GÜNCEL
Muhabirimiz Adil Demirci tahliye edilmedi
ETHA muhabiri Adil Demirci'nin aralarında olduğu 23 kişinin duruşması görüldü. Duruşmada muhabirimiz Adil Demirci tahliye edilmezken, aralarında ESP'li Mesut Çeki'nin de olduğu 6 kişi tahliye edildi, bir sonraki duruşma 14 Şubat tarihine ertelendi.
Etkin Haber Ajansı (ETHA) muhabiri Adil Demirci, ESP'li Mesut Çeki ve SGDF MYK Üyesi Özge Doğan'ın da aralarında bulunduğu 12'si tutuklu 23 kişinin yargılandığı dava Çağlayan'da bulunan İstanbul Adliyesi 25. Ağır Ceza Mahkemesi'nde görüldü. Davayı Almanya SPD Milletvekili Rolf Muetzenich, Almanya Sol Parti Milletvekili Heike Haendel, Alman Gazeteci -Yazar Guenter Wallraff, NRW Eski Eyalet Bakanı Anke Brunn, Alman Konsolosu Michael Reifenstuehl, ESP MYK Üyeleri Suat Çorlu ve Deniz Aktaş izledi.
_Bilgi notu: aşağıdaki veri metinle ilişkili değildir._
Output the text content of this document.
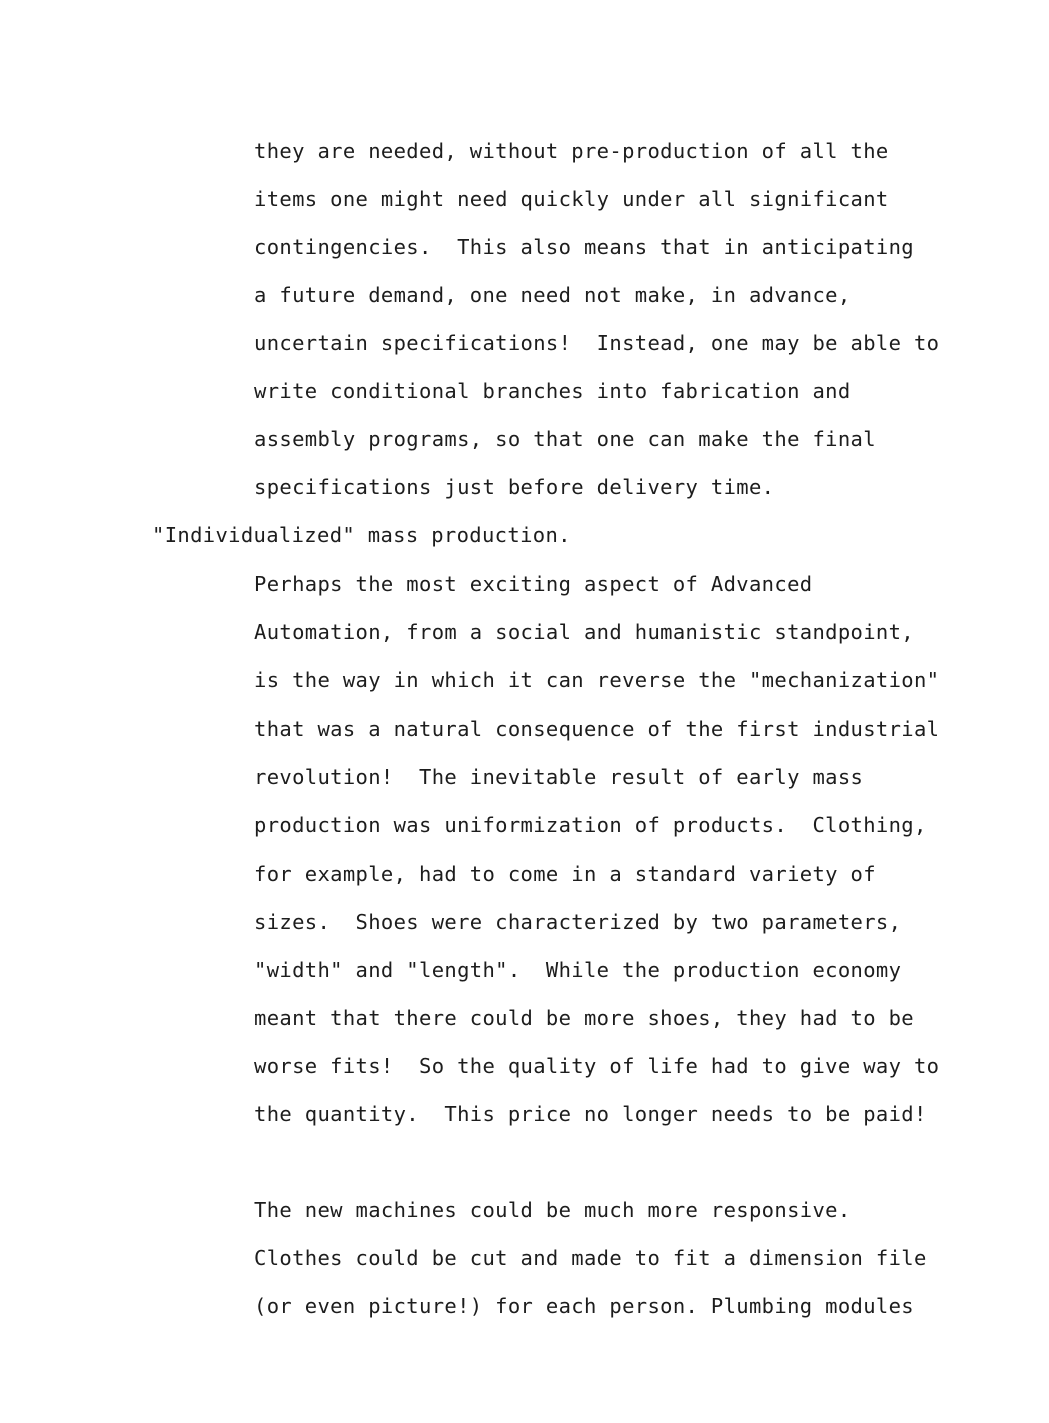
they are needed, without pre-production of all the
items one might need quickly under all significant
contingencies.  This also means that in anticipating
a future demand, one need not make, in advance,
uncertain specifications!  Instead, one may be able to
write conditional branches into fabrication and
assembly programs, so that one can make the final
specifications just before delivery time.
"Individualized" mass production.
Perhaps the most exciting aspect of Advanced
Automation, from a social and humanistic standpoint,
is the way in which it can reverse the "mechanization"
that was a natural consequence of the first industrial
revolution!  The inevitable result of early mass
production was uniformization of products.  Clothing,
for example, had to come in a standard variety of
sizes.  Shoes were characterized by two parameters,
"width" and "length".  While the production economy
meant that there could be more shoes, they had to be
worse fits!  So the quality of life had to give way to
the quantity.  This price no longer needs to be paid!
The new machines could be much more responsive.
Clothes could be cut and made to fit a dimension file
(or even picture!) for each person. Plumbing modules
GAZETECİLİK FAALİYETLERİMDEN DOLAYI TUTUKLUYUM
İlk sözü alan ETHA muhabiri Adil Demirci, kanser hastası annesiyle birlikte İstanbul'a ziyarete geldiklerini söyledi. Demirci, "Havalimanında hiçbir sorun yaşamama rağmen kaldığım ev basıldı. Türkiye'ye 2015'te doktora yapmak için geldim. ETHA'da İngilizce ve Almanca çeviriler yaptım. Yeliz Erbay ve Şirin Öter'in cenazesine de muhalif kimliğimden dolayı katıldım. 5 yıl önce Serkan Tosun cenazesine ise IŞİD çetesine karşı mücadelede hayatına kaybettiği için katıldım. Söz konusu cenazelere IŞİD'e karşı olduğum için katıldım. Katıldığım eylemlerde herhangi bir polis müdahalesi yoktu, insani, en doğal hakkımdır cenazeye katılmak. 7 aydır gazetecilik faaliyetlerimden dolayı tutukluyum ve tahliyemi talep ediyorum" dedi.
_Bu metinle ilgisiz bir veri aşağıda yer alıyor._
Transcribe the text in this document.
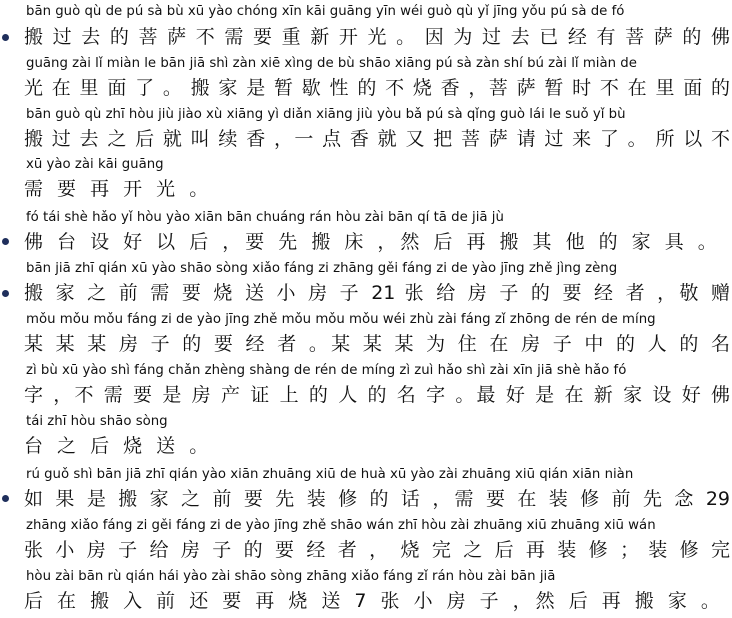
bān guò qù de pú sà bù xū yào chóng xīn kāi guāng yīn wéi guò qù yǐ jīng yǒu pú sà de fó
搬 过 去 的 菩 萨 不 需 要 重 新 开 光 。 因 为 过 去 已 经 有 菩 萨 的 佛
guāng zài lǐ miàn le bān jiā shì zàn xiē xìng de bù shāo xiāng pú sà zàn shí bú zài lǐ miàn de
光 在 里 面 了 。 搬 家 是 暂 歇 性 的 不 烧 香 ，菩 萨 暂 时 不 在 里 面 的
bān guò qù zhī hòu jiù jiào xù xiāng yì diǎn xiāng jiù yòu bǎ pú sà qǐng guò lái le suǒ yǐ bù
搬 过 去 之 后 就 叫 续 香 ，一 点 香 就 又 把 菩 萨 请 过 来 了 。 所 以 不
xū yào zài kāi guāng
需 要 再 开 光 。
fó tái shè hǎo yǐ hòu yào xiān bān chuáng rán hòu zài bān qí tā de jiā jù
佛 台 设 好 以 后 ，要 先 搬 床 ，然 后 再 搬 其 他 的 家 具 。
bān jiā zhī qián xū yào shāo sòng xiǎo fáng zi zhāng gěi fáng zi de yào jīng zhě jìng zèng
搬 家 之 前 需 要 烧 送 小 房 子 21 张 给 房 子 的 要 经 者 ，敬 赠
mǒu mǒu mǒu fáng zi de yào jīng zhě mǒu mǒu mǒu wéi zhù zài fáng zǐ zhōng de rén de míng
某 某 某 房 子 的 要 经 者 。某 某 某 为 住 在 房 子 中 的 人 的 名
zì bù xū yào shì fáng chǎn zhèng shàng de rén de míng zì zuì hǎo shì zài xīn jiā shè hǎo fó
字 ，不 需 要 是 房 产 证 上 的 人 的 名 字 。最 好 是 在 新 家 设 好 佛
tái zhī hòu shāo sòng
台 之 后 烧 送 。
rú guǒ shì bān jiā zhī qián yào xiān zhuāng xiū de huà xū yào zài zhuāng xiū qián xiān niàn
如 果 是 搬 家 之 前 要 先 装 修 的 话 ，需 要 在 装 修 前 先 念 29
zhāng xiǎo fáng zi gěi fáng zi de yào jīng zhě shāo wán zhī hòu zài zhuāng xiū zhuāng xiū wán
张 小 房 子 给 房 子 的 要 经 者 ， 烧 完 之 后 再 装 修 ； 装 修 完
hòu zài bān rù qián hái yào zài shāo sòng zhāng xiǎo fáng zǐ rán hòu zài bān jiā
后 在 搬 入 前 还 要 再 烧 送 7 张 小 房 子 ，然 后 再 搬 家 。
Demirci'nin avukatı Mustafa Peköz ETHA'nın tüzel bir kişilik olduğunu vurgulayarak yasadışı olmadığını belirtti, "Eğer yasadışıysa neden kapatılma kararı yok" diye sordu. Peköz şunları da söyledi: "Eğer ETHA ve AGİT yasadışı olsaydı, dünya çapında müvekkilimizle ilgili haberler yapılmazdı. Eğer bunlar yaşadışıysa müvekkilimizle ilgili haberler de yasadışı olurdu."
ESP'li Mesut Çeki ise sosyalist olduğunu vurgulayarak, "Süleyman Yeter işkencede katledilmiş bir işçi önderidir. İddianamede Süleyman Yeter'in gözaltında geçirdiği rahatsızlık sonucu hayatını kaybettiği yazıyor. Bu doğru değil resmi belgelerde bile Süleyman Yeter'in gözaltında kaybedildiği biliniyor. Bir sosyalist olarak hem Yeter’in hem de diğer devrimcilerin anmalarına katıldım. Gözaltına alınma şeklim bile iddianamede suç sayılmış" diye belirtti.
SGDF MYK Üyesi ve Özgür Genç Kadın Merkezi Koordinasyon Üyesi Özge Doğan, kendisi gibi birçok tutuklu öğrenci olduğuna dikkat çekerek, "Hem öğrenci gençliğin tüm demokratik taleplerini hem de IŞİD’e karşı mücadeleyi yükselten genç kadınların iradesini sahipleniyorum. Katıldığım tüm eylemler demokratik eylemlerdir. Yaşamını yitirenlerin ailelerini aramak cenazelerine katılmak suç olamaz. Eğitim hakkım ihlal edildiği için tahliyemi talep ediyorum" diye konuştu.
Mahkeme heyeti muhabirimiz Adil Demirci'nin yanı sıra Ali Karaçay, Ersin Sedefoğlu, Gönül Gören, Hasan Kılık, Engin Sınağ'ın ise tutukluluk halinin devamına karar verdi.
Mahkeme Celal Yaman, Mesut Çeki, Özge Doğan, Mehmet Kandemir, Ali Murat Yıldız ve Mustafa Kubilay Sever'in ise tahliyesine karar vererek bir sonraki duruşmayı 14 Şubat 2019 tarihine erteledi.